Ian had wanted to laugh until the paintings of his illustrious ancestors rang with it. Hart needed a kick in his ass sometimes, and if Beth wanted to do it, Ian would let her. Hart was quiet when they entered the dining room, and he pointedly remained standing until Ian seated Beth. Hart took the chair at the head of the table, and Ian and Beth sat across from each other a few feet down from him. If Hart hadn’t been there, Ian could have had supper served in the little dining room in his own wing of the house. He and Beth could have sat side by side and basked in the privacy.
He’d wanted to linger in the dressing room with her and help her dress for dinner, but Curry had arrived and insisted he bathe and shave Ian and get him sorted. Ian’s Mackenzie kilt had been draped over Curry’s arm. When Ian and Beth retired tonight, Ian would dismiss the overly helpful staff and undress her himself.
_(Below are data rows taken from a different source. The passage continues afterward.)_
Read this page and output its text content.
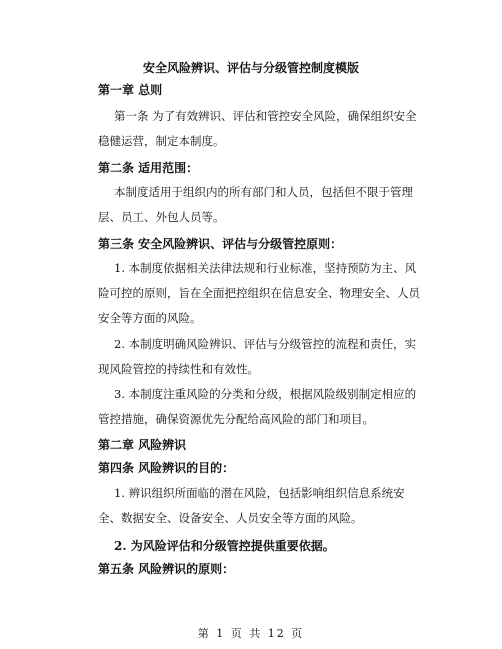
安全风险辨识、评估与分级管控制度模版
第一章 总则
第一条 为了有效辨识、评估和管控安全风险，确保组织安全稳健运营，制定本制度。
第二条 适用范围：
本制度适用于组织内的所有部门和人员，包括但不限于管理层、员工、外包人员等。
第三条 安全风险辨识、评估与分级管控原则：
1. 本制度依据相关法律法规和行业标准，坚持预防为主、风险可控的原则，旨在全面把控组织在信息安全、物理安全、人员安全等方面的风险。
2. 本制度明确风险辨识、评估与分级管控的流程和责任，实现风险管控的持续性和有效性。
3. 本制度注重风险的分类和分级，根据风险级别制定相应的管控措施，确保资源优先分配给高风险的部门和项目。
第二章 风险辨识
第四条 风险辨识的目的：
1. 辨识组织所面临的潜在风险，包括影响组织信息系统安全、数据安全、设备安全、人员安全等方面的风险。
2. 为风险评估和分级管控提供重要依据。
第五条 风险辨识的原则：
第 1 页 共 12 页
He was determined to fall asleep in her arms and wake up in them as well.
“Did you hear me?” Hart said sharply.
Ian dissected the sole on his plate and ran through the words Hart had poured out while Ian had focused on Beth. “The treaty you had drafted in Rome. You want me to read it and commit it to memory. I’ll do that after dinner.”
“Are many treaties with foreign nations stored in Ian’s head?” Beth asked. Her voice was innocent, but her blue eyes danced.
Hart gave her a hard look. “Treaties have a way of reading a bit differently once committees get hold of them. But Ian will remember every word of the original.”
Beth winked at Ian. “I’m certain it makes for fascinating teatime conversation.”
Ian coul
dn’t resist a grin. He’d not seen Hart this annoyed in a long time. Hart bathed Ian in a cold stare, but Beth blithely ignored him. “Did your bowls survive the journey intact?” she asked Ian.
Ian’s pulse quickened as he remembered the cool brush of porcelain against his fingers, the satisfaction of Mather’s bewildered face. “I unpacked them and put them in their places. They fit well.”
Hart interrupted. “You bought more bowls?”
Beth nodded after Ian had remained silent a moment, “They are both quite lovely. One is a white bowl with a blue flush and interlinked flowers. The other is red flowers and thinner porcelain. The wash and fineness of the porcelain indicate it might be Imperial Ware. Have I got that right?”
“Exactly right,” Ian said.
“I found a book in Paris,” she said with a cheeky smile.
Ian looked at her and forgot everything else in the room. He was aware of Hart’s stare but only peripherally, as though an insect buzzed on the edges of his hearing. How did Beth always know what words he needed and precisely when to say them? Even Curry didn’t anticipate him like that.
She was taking everything in, the lavish room, the long table, the gleaming silver serving dishes. The paintings of Mackenzie men, Mackenzie lands, and Mackenzie dogs, and the white-gloved footmen hovering to wait on them. “I was surprised you had no piper,” she said to Hart. “I imagined we’d be escorted to dinner to the drone of bagpipes.”
Hart gave Beth a deprecating look. “We don’t have the pipes inside. Too loud.”
“Father used to,” Ian said. “Gave me raging headaches.”
“Hence the ban,” Hart returned.
“We’re not a storybook Scottish family with everyone wearing claymores and longing for the days of Bonnie Prince Charlie. The queen may build a castle at Balmoral and put on plaid, but that doesn’t make her Scottish.”
“What does make one Scottish?”
“The heart,” the Duke of Kilmorgan said. “Being born to a Scottish clan and remaining part of the clan inside yourself.”